Even if the process were completely safe, farmers, ranchers and vintners in Santa Barbara and Monterey counties have expressed concerns about the sheer volume of water used in fracking—up to 1.5 million gallons of water for a single well.
State Assemblymember Bob Wieckowski (D–Fremont) has authored A.B. 591, a strong disclosure bill that would require gas and oil companies to disclose where they are fracking, what chemicals are used, how waste water will be disposed of and how much water their operation will require. All of the information would be posted on a public website. The bill has passed in the Assembly and is now in the Senate, where the industry’s concerns about revealing the specific composition of their particular fracking chemical cocktails remain a key issue.

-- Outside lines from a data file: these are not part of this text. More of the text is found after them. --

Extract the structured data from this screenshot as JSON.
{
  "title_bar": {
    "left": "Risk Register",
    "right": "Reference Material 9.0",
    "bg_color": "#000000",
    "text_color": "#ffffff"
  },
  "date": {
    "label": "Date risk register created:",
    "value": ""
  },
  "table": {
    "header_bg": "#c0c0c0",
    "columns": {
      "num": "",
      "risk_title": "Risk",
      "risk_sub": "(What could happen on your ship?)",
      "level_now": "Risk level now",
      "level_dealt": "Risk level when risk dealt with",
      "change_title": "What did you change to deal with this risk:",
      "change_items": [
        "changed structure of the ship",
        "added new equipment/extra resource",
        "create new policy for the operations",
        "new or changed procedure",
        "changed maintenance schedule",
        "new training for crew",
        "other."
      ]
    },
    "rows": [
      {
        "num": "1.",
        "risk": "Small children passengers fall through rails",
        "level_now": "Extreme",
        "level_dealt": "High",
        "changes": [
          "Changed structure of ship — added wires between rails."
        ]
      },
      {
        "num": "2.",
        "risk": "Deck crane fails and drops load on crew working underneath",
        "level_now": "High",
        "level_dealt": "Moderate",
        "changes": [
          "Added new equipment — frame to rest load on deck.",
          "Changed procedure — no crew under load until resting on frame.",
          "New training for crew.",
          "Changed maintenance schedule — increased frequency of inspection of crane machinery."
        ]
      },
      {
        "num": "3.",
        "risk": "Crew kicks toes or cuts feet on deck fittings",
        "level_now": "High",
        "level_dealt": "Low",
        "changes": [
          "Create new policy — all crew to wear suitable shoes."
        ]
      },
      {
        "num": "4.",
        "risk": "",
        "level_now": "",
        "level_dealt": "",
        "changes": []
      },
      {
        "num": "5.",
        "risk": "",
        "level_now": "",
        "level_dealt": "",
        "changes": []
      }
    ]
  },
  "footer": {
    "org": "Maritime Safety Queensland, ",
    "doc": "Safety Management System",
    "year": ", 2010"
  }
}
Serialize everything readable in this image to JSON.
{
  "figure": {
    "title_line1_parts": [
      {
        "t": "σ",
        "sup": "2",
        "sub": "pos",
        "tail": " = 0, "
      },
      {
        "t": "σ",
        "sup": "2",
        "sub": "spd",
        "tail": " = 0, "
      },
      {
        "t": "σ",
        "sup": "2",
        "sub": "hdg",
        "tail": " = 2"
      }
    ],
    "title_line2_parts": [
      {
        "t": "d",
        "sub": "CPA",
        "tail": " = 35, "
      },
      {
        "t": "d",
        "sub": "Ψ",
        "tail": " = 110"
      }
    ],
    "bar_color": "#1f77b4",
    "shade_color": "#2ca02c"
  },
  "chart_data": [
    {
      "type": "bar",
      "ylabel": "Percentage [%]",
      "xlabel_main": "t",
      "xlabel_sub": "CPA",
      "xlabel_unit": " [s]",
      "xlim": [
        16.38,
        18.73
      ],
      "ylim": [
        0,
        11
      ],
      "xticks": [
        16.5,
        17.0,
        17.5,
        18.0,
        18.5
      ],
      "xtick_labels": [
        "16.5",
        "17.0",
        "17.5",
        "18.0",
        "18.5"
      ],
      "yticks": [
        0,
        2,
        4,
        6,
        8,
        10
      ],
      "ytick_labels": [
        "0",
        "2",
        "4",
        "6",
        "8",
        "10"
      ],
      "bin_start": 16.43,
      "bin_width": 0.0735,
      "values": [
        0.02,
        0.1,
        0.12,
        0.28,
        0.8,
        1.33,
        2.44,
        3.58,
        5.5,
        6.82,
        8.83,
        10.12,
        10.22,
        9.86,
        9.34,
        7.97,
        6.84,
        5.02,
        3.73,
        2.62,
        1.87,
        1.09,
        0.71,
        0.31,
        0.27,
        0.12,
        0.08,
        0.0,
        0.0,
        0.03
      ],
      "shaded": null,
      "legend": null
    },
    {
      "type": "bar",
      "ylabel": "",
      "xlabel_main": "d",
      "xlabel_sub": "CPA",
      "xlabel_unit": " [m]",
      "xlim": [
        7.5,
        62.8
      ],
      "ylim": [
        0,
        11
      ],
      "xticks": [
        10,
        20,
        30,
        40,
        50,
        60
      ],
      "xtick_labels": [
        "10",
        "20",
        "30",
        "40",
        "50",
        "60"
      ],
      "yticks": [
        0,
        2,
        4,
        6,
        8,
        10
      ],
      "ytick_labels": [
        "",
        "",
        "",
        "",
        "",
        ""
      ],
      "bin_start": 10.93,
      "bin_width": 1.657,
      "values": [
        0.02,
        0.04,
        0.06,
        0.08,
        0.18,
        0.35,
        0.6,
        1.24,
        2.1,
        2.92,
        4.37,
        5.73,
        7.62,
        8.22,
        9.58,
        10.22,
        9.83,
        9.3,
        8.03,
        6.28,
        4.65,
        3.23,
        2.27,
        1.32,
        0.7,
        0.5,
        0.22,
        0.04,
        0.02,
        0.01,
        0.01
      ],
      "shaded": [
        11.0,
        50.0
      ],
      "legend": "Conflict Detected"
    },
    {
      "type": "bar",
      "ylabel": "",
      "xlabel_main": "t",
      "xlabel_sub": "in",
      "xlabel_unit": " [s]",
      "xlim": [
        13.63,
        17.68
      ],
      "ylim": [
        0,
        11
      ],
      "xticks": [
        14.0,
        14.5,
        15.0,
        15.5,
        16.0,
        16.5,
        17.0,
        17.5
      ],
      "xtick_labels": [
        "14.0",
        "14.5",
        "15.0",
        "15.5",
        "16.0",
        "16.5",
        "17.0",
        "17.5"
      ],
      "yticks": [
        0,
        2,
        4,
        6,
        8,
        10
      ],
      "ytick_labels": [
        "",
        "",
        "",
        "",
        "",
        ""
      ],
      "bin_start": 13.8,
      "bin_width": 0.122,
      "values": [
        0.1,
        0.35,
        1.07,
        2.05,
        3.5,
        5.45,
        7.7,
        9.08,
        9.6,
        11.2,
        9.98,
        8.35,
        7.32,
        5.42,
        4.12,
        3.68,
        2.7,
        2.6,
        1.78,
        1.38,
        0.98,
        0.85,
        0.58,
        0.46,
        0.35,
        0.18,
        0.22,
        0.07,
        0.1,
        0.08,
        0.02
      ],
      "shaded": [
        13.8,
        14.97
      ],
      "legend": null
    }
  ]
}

Steve Craig believes that if the bill passes, oil companies, invoking trade secret concerns, will fight it all the way to the Supreme Court. “Until the oil and gas industry reveals details of the fracking process and all the chemicals used,” he says, “and until there is long-term study of nearby aquifers in areas that have been fracked intensively, we will not be able to answer the question ‘Can fracking be done safely?’ The oil companies are preventing us from even being able to ask the question.”